Muhammed bin Salman'ın Veliaht Prens olarak bir yıllık siciline baktığımda, Makyavelli'nin Prens'inin başucu kitaplarından biri olup olmadığını merak ediyorum.
Çünkü kanaatimce onun de facto hükümdarlığı sırasında yaşananların, ünlü Makyavelyen motto olan "Korkulmak, sevilmekten daha emniyetlidir"in mükemmel dengesini yansıttığını düşünüyorum.
Örneğin bin Salman, göreve geldiğinde ilkin önceki yıl petrol fiyatları sebebiyle düşürülen maaşların eski haline getirilmesini sağlayarak ve gençler ile kadınlara daha fazla sosyal alan sunulmasına dair reformlar yaparak halkın takdirini kazandı.
Ardından Trump'ın gezisi sonrası, Katar'a yönelik müttefiklerle birlikte devasa bir abluka ve boykot hareketi başlattı. Sonra dini ve entelektüel liderlere yönelik hapsetme ve infaz etme kararları çoğaldı. Ki bu Batı'da "radikalizmle mücadele" olarak yansıtıldığı için karşı ses çıkmasını bırakın, "reformist prens" sloganının akıllara kazınmasını sağladı.
Fakat on bir prens, dört bakan ve pek çok milyarder işadamını içeren gözaltı dalgası ile akıllarda soru işaretleri oluşmaya başladı. Bu esnada Ulusal Muhafızlar dahil tüm güvenlik güçleri de kendisine bağlanmış hale getirildi.
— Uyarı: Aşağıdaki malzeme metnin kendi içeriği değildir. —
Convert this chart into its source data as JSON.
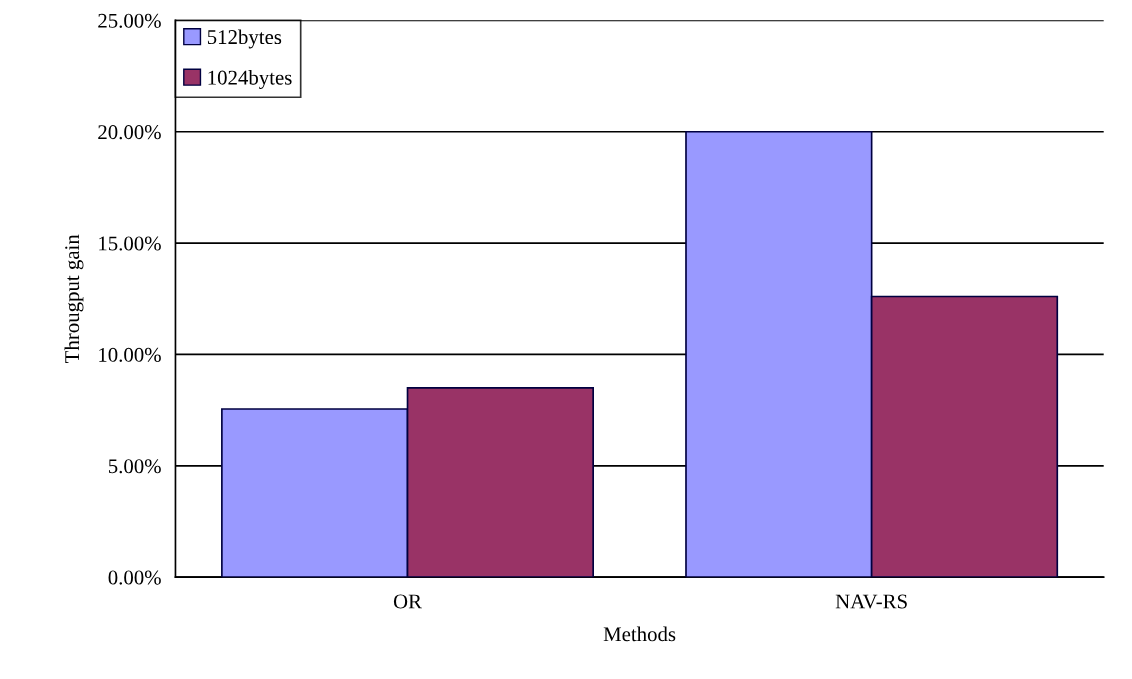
{
  "chart_data": {
    "type": "bar",
    "xlabel": "Methods",
    "ylabel": "Througput gain",
    "categories": [
      "OR",
      "NAV-RS"
    ],
    "series": [
      {
        "name": "512bytes",
        "color": "#9999ff",
        "values": [
          7.55,
          20.0
        ]
      },
      {
        "name": "1024bytes",
        "color": "#993366",
        "values": [
          8.5,
          12.6
        ]
      }
    ],
    "ylim": [
      0,
      25
    ],
    "yticks": [
      {
        "value": 0,
        "label": "0.00%"
      },
      {
        "value": 5,
        "label": "5.00%"
      },
      {
        "value": 10,
        "label": "10.00%"
      },
      {
        "value": 15,
        "label": "15.00%"
      },
      {
        "value": 20,
        "label": "20.00%"
      },
      {
        "value": 25,
        "label": "25.00%"
      }
    ],
    "grid": "y",
    "legend": "top left"
  }
}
Yükselen itirazları Prens, önce Krallığı "ılımlı İslâm'a geri döndüreceğim" diyerek başka yöne çekti.
Ardından İngiliz Kraliçesi'nden Anglikan Kilisesi'ne, Hollywood'dan Silikon Vadisi'ne dek eksiksiz bir PR turuyla tereddütleri giderme yoluna gitti.
O günden bu yana Yemen'e askeri müdahaleden Kanada'ya verilen aşırı tepkilere dek bin Salman'ın yapmadığı tek şey takip edenlerini şaşırtmamak oldu. Tahmin edilemezlik bir strateji ise, bin Salman bunun en iyi örneklerini veren bir yol izledi. Fakat ne pahasına?
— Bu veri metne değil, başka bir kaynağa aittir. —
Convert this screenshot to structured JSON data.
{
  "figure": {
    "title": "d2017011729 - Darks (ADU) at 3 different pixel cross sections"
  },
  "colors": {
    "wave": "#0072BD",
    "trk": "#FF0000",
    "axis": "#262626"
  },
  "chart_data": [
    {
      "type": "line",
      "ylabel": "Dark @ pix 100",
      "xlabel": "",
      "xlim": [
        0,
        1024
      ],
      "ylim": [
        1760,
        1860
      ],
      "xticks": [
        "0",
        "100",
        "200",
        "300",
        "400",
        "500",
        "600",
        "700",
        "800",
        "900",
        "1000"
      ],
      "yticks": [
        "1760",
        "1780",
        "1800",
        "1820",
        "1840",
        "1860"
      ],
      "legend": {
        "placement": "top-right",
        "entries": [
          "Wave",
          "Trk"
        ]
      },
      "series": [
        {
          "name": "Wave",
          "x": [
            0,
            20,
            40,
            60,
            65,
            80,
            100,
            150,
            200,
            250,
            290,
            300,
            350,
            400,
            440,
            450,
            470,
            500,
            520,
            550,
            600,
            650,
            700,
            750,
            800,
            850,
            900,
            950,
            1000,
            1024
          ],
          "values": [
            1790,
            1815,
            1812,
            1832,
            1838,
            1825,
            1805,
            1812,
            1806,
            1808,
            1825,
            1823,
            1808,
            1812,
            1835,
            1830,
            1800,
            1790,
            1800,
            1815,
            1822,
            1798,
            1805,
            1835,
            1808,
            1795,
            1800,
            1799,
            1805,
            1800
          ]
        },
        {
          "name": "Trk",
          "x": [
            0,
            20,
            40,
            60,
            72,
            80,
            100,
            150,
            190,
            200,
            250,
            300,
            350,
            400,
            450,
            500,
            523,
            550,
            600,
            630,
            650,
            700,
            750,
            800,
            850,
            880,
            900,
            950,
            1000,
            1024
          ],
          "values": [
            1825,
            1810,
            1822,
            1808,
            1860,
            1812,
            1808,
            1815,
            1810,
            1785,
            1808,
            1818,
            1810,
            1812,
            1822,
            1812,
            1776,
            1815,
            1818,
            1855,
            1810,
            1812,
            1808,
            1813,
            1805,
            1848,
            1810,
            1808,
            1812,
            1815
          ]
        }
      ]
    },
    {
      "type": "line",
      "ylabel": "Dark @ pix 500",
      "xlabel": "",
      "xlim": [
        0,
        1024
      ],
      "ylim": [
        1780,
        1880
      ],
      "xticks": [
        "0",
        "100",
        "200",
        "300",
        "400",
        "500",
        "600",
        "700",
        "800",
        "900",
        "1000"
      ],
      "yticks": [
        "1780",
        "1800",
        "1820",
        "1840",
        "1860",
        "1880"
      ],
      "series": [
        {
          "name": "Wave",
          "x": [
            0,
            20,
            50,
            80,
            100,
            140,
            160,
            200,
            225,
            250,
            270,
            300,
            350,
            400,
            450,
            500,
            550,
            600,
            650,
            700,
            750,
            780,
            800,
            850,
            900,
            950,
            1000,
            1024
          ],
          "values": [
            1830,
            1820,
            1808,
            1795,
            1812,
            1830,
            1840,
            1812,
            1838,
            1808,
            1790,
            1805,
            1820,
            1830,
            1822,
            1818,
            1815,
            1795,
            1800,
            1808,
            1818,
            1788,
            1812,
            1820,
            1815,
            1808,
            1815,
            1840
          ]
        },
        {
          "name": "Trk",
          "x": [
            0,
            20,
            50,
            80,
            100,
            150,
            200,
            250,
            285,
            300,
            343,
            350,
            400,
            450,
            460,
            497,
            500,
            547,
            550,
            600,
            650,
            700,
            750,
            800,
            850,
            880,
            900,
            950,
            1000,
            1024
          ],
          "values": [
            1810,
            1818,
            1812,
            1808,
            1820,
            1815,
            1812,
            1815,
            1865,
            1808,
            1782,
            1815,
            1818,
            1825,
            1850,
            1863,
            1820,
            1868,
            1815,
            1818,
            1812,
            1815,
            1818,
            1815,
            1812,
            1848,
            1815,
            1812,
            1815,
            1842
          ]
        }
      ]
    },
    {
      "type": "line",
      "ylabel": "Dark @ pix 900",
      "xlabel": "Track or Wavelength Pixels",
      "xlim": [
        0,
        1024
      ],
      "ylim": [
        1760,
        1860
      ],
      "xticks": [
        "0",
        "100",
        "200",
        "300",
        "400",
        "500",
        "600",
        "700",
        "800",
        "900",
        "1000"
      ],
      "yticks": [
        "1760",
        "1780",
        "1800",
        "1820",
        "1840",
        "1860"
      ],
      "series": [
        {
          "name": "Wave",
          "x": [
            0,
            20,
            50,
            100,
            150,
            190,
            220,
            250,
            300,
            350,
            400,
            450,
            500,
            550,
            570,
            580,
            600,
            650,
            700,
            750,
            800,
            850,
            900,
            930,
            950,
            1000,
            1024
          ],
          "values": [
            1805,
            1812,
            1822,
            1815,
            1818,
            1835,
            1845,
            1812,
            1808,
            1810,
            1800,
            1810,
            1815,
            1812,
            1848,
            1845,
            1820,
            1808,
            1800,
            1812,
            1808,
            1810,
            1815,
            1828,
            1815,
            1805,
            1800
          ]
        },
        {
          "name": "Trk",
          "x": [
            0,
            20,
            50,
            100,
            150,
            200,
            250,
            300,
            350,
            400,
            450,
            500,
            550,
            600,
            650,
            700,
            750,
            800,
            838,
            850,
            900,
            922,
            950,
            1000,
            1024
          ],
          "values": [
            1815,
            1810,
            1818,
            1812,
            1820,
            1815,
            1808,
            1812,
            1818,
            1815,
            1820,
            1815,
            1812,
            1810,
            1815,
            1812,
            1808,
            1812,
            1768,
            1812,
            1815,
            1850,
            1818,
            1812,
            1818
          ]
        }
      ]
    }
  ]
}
Suudi gazeteci Cemal Kaşıkçı'nın dosyası Suud yönetiminin cevap veremediği sorularla dolu. Kamera kayıtları olmamasına, olaydan 8 saat önce İstanbul'a gelip, 18 saat içinde aynı akşam ayrılan ve Suudi resmî görevlilerin olduğu 15 kişilik ekibe değin onlarca soru var. Sadece Türkiye değil, dünya bunun cevaplarını bekliyor ve hak ediyor.
Nitekim İngiltere Dışişleri Bakanı, Suudi muhatabına "müttefikliğin de şartları olduğunu" hatırlattı. Trump, "bu işin sonuna dek gideceğiz" dedi. Hem Cumhuriyetçi hem Demokrat senatörleri içeren 22 kişi, hükümete 120 gün içinde cevaplar bulması ve doğruysa yaptırım uygulaması (Magnitsky Act) için başvuruda bulundu. Silikon Vadisi'nden bazı isimler, bin Salman'ın teknoloji şehri Neom projesinin kurulunda yer almaktan tek tek vazgeçtiklerini açıkladılar. Yine New York Times, bin Salman'ın sponsoru olduğu etkinlikten çekildiğini ilan etti.
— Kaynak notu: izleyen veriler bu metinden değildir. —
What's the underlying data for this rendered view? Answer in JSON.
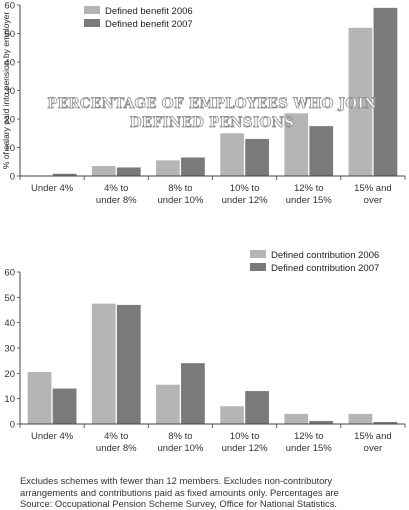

Anlayacağınız çember daralıyor. Şayet iddiaların gösterdiği gibi Suudi Arabistan'ı dünya tarihine "kendi konsolosluğunda kendi vatandaşı gazeteciyi öldüren tek ülke" olarak yazdırmış ise, bilinmelidir ki Suud halkı bu lekeyi hak etmemiştir.
Yine Makyavelli'nin dediği gibi: "Ve yine de kendi yurttaşını öldürmeyi, arkadaşlarına ihanet etmeyi, sadakat, merhamet ve ahlaki yükümlülüğe sahip olmamayı maharet olarak tanımlayamayız. Bu araçlar güce giden yolu açar ama şana değil."